On the target side, process reads stdin, runs the processor, and writes stdout; learn does that and then a backward pass against stdtar.

Focus · what the data_samples key names, and where the value lands

data_samples={"proc_output_0": value} is the one part of send that trips people up. The key is not the recipient's slot, it is a stream you own. The framework writes value onto that stream of yours and ships it with the interaction, where it arrives on the target's stdin for its action to read. The canonical key is proc_output_0, your own output slot (the very one process writes to), which is exactly what the chat broadcaster pushes above. So the rule is simple: push from a stream you own; the target reads it as input. The pull-versus-push version, worked line by line, is in Chapter 11.

Multi-step interactions

A single interaction can run for many ticks.
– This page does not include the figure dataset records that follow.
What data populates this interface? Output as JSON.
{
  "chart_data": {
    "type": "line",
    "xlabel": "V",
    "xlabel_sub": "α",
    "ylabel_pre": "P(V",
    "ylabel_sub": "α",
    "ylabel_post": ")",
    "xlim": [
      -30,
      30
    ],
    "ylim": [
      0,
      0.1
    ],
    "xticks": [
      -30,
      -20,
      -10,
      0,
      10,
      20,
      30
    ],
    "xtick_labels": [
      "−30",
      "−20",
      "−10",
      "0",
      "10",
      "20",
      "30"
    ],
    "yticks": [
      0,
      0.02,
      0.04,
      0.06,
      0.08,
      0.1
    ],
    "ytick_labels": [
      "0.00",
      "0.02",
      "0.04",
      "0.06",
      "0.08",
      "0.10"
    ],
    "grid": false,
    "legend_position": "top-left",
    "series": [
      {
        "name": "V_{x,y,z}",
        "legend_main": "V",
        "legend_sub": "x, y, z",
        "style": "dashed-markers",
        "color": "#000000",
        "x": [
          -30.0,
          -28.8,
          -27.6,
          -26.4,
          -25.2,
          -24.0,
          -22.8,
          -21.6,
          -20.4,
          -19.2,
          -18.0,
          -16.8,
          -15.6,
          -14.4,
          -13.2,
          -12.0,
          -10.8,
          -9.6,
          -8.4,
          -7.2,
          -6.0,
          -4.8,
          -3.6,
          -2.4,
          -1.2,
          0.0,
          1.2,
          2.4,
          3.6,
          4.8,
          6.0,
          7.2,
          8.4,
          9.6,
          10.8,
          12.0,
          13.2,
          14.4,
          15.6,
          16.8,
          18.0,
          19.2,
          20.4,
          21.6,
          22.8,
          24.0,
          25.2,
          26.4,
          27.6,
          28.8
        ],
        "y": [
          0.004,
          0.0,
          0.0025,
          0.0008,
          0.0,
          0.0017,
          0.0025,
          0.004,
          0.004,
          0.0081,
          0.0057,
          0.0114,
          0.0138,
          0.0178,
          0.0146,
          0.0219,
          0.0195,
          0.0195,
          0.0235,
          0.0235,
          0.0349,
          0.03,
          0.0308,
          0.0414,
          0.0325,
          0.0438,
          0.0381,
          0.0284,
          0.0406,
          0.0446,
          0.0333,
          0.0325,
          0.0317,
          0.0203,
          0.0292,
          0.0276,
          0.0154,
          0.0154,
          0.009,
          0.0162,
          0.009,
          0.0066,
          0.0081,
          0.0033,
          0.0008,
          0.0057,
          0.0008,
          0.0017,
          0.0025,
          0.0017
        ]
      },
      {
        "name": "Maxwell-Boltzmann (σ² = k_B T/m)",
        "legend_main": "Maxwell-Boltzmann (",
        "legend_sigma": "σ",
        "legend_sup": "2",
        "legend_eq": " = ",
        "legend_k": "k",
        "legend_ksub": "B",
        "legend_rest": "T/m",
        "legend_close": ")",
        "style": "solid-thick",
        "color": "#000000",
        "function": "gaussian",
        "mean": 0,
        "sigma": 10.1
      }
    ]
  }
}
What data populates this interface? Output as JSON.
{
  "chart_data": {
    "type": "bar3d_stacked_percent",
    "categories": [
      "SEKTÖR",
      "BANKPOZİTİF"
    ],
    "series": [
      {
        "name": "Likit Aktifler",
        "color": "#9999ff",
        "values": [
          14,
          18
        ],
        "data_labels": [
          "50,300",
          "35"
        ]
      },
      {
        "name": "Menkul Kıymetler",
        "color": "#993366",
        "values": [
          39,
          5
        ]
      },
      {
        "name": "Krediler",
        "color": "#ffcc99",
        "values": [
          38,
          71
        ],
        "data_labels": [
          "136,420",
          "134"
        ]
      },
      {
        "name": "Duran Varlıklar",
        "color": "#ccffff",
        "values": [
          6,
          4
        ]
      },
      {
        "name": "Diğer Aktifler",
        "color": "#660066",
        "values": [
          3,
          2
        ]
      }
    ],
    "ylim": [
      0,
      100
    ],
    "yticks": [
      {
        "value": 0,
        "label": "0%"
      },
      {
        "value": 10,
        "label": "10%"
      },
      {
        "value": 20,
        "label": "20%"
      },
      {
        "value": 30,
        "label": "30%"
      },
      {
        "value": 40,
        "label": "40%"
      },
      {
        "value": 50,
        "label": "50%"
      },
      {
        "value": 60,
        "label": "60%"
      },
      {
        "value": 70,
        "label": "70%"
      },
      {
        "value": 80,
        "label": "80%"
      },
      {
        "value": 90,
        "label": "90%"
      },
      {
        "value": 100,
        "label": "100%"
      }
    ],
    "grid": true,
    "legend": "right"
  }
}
With num_steps=N, the target processes N samples, one per step, and the interaction completes after the last one. This is how a lecture, an exam, or a generated signal flows: not as one big blob, but as a stream the agent consumes over time, the heart of the Collectionless AI idea that intelligence happens over time, not in a single shot.

The lifecycle, and the manager

Every interaction moves through a defined sequence of states so both sides always know where it stands:

sequenceDiagram
    participant R as Requester
    participant T as Target
    R->>T: Interaction(action, streams, num_steps)
    Note over T: received, then running
    loop each tick, num_steps times
        T->>T: run one step (read stdin, act, write stdout)
    end
    T-->>R: completion status (+ optional callback)

Internally an interaction is created, then requested (on the sender) or received (on the target), then running, then completed with a reason (ok, timeout, rejected, disconnected). You never drive this by hand: each agent's InteractionManager registers interactions, matches their streams to the routing slots, applies timeouts, advances them every tick, and fires callbacks on completion. Your job is to call send with the right options; the manager does the rest.

Focus · when does a received request actually get to run?

On the target, an interaction does not run the instant it arrives. Every tick the manager asks whether it is doable, and it is doable only when three things hold at once:

  1. it is not already completed;
  2. the requester is a known agent (you cannot be driven by a peer you are not connected to); and
  3. all of its bound streams carry fresh data, a sample the target has not yet consumed for this interaction.

Point 3 is why nothing fires on a tick where no new sample has arrived: the request waits, harmlessly, until there is something to act on. Combined with the ready=False acceptance rule above, this is the whole story of why a request runs when it does: the right state must accept it, and there must be fresh data to feed it. Everything else, the timeouts, the per-target completion tracking, the callbacks, the manager handles so your send stays a single line.

What just happened

You can now read any send in the examples and know what travels where: whether it runs an action or pushes data, which streams bind to which slots, how many steps it spans, and how completion comes back. That is the language the whole next half of this path speaks.